Como diminuir a inadimplência e não frear o consumo?

Como diminuir a inadimplência e não frear o consumo?

As recentes declarações do presidente do Banco Central, Roberto Campos Neto, sobre o rotativo do cartão de crédito têm gerado preocupação entre consumidores e empresários varejistas.

O rotativo do cartão de crédito é uma modalidade de crédito que é acionada quando o cliente não paga o valor total da fatura e joga a dívida para o mês seguinte. É a linha de crédito mais cara existente hoje no Brasil, com juros médios de 437% ao ano.

A inadimplência nessa modalidade é um problema grave que precisa ser combatido. O Banco Central tem buscado mecanismos para diminuir a inadimplência no rotativo do cartão de crédito. Uma das medidas propostas é limitar os juros cobrados nessa modalidade. No entanto, essa medida pode reduzir o acesso ao crédito e estimular a migração para outras modalidades.

O parcelamento sem juros é uma prática amplamente difundida no Brasil e representa a principal alternativa para a população de menor renda e para a própria classe média adquirir produtos e serviços essenciais. De fato, essa modalidade corresponde atualmente a 70% das compras feitas no comércio.

Vincular a extinção do rotativo do cartão ao fim do parcelamento sem juros como alternativa para reduzir a inadimplência pode gerar consequências adversas tanto para consumidores quanto para comerciantes, impactando negativamente a economia e a inclusão financeira. Limitar ou eliminar essa opção pode afetar o consumo das famílias e colocar em risco a recuperação do varejo e a retomada econômica.
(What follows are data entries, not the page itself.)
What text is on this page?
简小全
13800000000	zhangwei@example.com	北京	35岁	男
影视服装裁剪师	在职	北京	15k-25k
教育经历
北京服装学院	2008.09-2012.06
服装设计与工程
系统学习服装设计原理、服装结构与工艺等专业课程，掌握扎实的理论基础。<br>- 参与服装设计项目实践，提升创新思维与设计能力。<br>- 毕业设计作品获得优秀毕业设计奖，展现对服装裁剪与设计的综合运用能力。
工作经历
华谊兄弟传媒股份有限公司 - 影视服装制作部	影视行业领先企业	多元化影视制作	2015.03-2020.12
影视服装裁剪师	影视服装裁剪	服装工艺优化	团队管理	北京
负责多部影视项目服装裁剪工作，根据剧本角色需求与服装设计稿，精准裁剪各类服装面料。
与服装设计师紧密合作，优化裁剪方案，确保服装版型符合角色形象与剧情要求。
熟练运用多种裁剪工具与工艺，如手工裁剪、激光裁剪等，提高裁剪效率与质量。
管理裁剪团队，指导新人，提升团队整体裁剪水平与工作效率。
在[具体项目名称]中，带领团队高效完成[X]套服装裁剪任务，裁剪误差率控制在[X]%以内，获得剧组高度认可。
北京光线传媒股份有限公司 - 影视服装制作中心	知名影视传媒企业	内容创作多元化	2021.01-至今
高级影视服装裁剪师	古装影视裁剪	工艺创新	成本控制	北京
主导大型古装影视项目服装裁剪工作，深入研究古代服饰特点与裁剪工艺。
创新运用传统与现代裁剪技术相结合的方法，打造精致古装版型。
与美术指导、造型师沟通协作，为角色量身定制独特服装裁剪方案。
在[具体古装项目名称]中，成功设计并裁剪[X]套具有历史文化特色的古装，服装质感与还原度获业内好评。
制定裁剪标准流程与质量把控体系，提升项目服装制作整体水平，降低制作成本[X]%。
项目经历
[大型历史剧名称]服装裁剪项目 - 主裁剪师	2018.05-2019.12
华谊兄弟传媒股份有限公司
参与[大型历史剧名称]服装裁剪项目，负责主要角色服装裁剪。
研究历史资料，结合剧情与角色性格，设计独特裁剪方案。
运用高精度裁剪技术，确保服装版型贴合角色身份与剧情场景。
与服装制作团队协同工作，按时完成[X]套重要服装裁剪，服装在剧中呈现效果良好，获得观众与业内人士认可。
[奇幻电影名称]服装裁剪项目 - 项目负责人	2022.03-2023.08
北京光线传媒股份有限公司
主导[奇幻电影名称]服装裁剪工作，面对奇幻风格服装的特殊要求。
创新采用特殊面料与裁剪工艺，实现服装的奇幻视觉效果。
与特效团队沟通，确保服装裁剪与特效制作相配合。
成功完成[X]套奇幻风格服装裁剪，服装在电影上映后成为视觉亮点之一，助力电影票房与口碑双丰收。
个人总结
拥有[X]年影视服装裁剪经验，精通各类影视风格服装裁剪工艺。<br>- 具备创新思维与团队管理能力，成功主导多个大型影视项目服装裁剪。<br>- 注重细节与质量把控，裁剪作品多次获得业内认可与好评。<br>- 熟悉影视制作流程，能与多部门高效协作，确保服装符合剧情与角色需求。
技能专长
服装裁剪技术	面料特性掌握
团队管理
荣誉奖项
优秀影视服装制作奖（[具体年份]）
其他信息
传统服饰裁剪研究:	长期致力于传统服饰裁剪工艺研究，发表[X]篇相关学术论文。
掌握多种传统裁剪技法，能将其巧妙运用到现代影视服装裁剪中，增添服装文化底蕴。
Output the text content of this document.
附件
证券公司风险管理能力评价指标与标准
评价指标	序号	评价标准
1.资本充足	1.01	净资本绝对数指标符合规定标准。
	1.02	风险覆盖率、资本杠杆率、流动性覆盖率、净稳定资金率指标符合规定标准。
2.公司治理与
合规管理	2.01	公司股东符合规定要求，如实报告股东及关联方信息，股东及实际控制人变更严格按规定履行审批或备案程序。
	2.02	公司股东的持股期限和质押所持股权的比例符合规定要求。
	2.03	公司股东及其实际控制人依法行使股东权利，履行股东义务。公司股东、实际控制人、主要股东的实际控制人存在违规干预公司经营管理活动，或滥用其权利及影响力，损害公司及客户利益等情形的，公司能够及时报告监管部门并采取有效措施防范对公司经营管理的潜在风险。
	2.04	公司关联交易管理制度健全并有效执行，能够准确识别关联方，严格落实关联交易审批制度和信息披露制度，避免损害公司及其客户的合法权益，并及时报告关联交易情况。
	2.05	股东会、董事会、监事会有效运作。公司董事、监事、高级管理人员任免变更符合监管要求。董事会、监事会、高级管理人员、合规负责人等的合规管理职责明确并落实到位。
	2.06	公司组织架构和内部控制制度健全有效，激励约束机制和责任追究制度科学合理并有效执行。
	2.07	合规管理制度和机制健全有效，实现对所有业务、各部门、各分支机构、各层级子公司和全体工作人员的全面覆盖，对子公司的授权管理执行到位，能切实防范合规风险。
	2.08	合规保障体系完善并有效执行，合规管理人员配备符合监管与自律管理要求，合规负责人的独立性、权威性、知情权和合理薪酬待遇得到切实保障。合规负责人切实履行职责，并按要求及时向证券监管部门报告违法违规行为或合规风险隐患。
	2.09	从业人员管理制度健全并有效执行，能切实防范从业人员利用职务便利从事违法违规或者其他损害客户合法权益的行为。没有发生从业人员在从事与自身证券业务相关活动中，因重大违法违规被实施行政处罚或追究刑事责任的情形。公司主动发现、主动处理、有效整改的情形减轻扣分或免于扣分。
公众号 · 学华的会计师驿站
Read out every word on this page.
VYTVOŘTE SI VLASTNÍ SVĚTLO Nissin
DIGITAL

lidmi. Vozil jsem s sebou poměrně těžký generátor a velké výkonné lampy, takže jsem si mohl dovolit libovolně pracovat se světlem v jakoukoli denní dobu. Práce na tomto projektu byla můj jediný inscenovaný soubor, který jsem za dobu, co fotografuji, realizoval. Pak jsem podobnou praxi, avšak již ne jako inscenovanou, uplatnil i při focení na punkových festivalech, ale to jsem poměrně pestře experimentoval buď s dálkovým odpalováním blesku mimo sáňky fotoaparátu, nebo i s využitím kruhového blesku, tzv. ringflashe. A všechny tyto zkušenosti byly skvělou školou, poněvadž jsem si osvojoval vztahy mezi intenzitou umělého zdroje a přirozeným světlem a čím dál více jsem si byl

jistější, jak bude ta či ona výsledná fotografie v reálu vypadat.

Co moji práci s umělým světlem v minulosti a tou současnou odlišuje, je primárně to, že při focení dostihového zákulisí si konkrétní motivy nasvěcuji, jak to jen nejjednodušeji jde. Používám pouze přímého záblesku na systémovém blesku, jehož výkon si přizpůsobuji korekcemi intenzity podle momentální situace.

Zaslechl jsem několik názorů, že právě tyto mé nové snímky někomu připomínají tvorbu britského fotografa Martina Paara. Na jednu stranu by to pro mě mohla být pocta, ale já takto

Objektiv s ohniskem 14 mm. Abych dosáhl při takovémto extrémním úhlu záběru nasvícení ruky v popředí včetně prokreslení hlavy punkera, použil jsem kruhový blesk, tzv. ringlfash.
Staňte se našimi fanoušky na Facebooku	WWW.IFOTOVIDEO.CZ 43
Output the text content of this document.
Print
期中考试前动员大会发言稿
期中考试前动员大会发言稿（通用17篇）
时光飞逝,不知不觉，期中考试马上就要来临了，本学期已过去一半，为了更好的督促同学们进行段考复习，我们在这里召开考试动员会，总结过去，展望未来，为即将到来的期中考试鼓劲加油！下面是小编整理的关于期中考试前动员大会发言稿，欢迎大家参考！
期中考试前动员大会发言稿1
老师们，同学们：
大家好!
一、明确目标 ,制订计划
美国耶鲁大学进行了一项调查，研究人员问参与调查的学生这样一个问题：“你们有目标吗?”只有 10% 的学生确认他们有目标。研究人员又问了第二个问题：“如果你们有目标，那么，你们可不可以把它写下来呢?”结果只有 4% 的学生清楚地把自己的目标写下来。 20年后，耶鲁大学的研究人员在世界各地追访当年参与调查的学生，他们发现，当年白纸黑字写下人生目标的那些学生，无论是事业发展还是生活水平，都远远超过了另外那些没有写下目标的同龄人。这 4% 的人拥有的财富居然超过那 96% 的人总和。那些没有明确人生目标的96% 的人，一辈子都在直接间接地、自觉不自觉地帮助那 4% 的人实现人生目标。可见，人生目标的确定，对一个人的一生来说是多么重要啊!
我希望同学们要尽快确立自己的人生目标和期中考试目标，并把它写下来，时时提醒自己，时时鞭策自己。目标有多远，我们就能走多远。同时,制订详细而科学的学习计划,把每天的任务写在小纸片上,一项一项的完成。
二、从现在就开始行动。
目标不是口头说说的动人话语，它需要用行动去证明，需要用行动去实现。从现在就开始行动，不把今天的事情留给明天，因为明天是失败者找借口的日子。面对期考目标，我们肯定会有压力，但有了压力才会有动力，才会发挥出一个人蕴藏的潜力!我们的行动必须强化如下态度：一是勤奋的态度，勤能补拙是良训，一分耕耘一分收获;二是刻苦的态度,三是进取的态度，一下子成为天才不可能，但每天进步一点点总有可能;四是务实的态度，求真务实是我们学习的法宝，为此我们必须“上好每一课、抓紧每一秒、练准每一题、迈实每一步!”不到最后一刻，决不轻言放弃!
A medida em questão seria especialmente prejudicial para a população de baixa renda, de acordo com Mariana Rinaldi, especialista da Fundação Proteste. Seriam principalmente as pessoas das classes C, D e E que sofreriam mais impacto. Rinaldi acrescenta: “Os mais afetados são aqueles que recebem até dois salários-mínimos, devido à perda do poder de compra, embora isso não signifique que os outros não seriam afetados também”. A implementação dessa medida pode causar indignação entre a população.

De acordo com a planejadora financeira Myrian Lund, o parcelamento pode contribuir para o aumento do endividamento da população, que já atingiu níveis recordes neste ano. Mas, ela ressalta que esse é um assunto que requer uma análise cuidadosa. Lund afirma: “Essa medida precisa ser cuidadosamente considerada, pois o índice de revolta na população será significativo.”

A medida ainda traria impactos nos preços e no varejo pois se o parcelamento sem juros fosse limitado, o crédito ficaria 35% mais caro e haveria uma queda de até 27% na quantidade de crédito disponível, segundo a ABLOS (Associação Brasileira dos Lojistas Satélites de Shopping), em nota. A associação diz que isso causaria uma perda de R$ 190 bilhões em vendas para o varejo, causando um efeito dominó em outros setores da economia.

É preciso observar que o custo do parcelamento sem juros já está embutido nos preços dos produtos. Isso ocorre porque os lojistas fazem um contrato com os bancos para antecipar o valor a receber e pagam uma porcentagem por isso. Essa taxa de adiantamento é repassada para os preços dos produtos, diz Carla Beni, professora da FGV. Além disso, o fim do parcelamento sem juros pode impactar tanto o preço à vista quanto o volume de vendas.

Como a antecipação dos valores a receber já está embutida nos preços, o fim do parcelamento pode, em tese, deixar os produtos mais baratos, causando assim um impacto significativo na economia. Por outro lado, parte da população não conseguiria pagar à vista, o que prejudicaria o volume de vendas.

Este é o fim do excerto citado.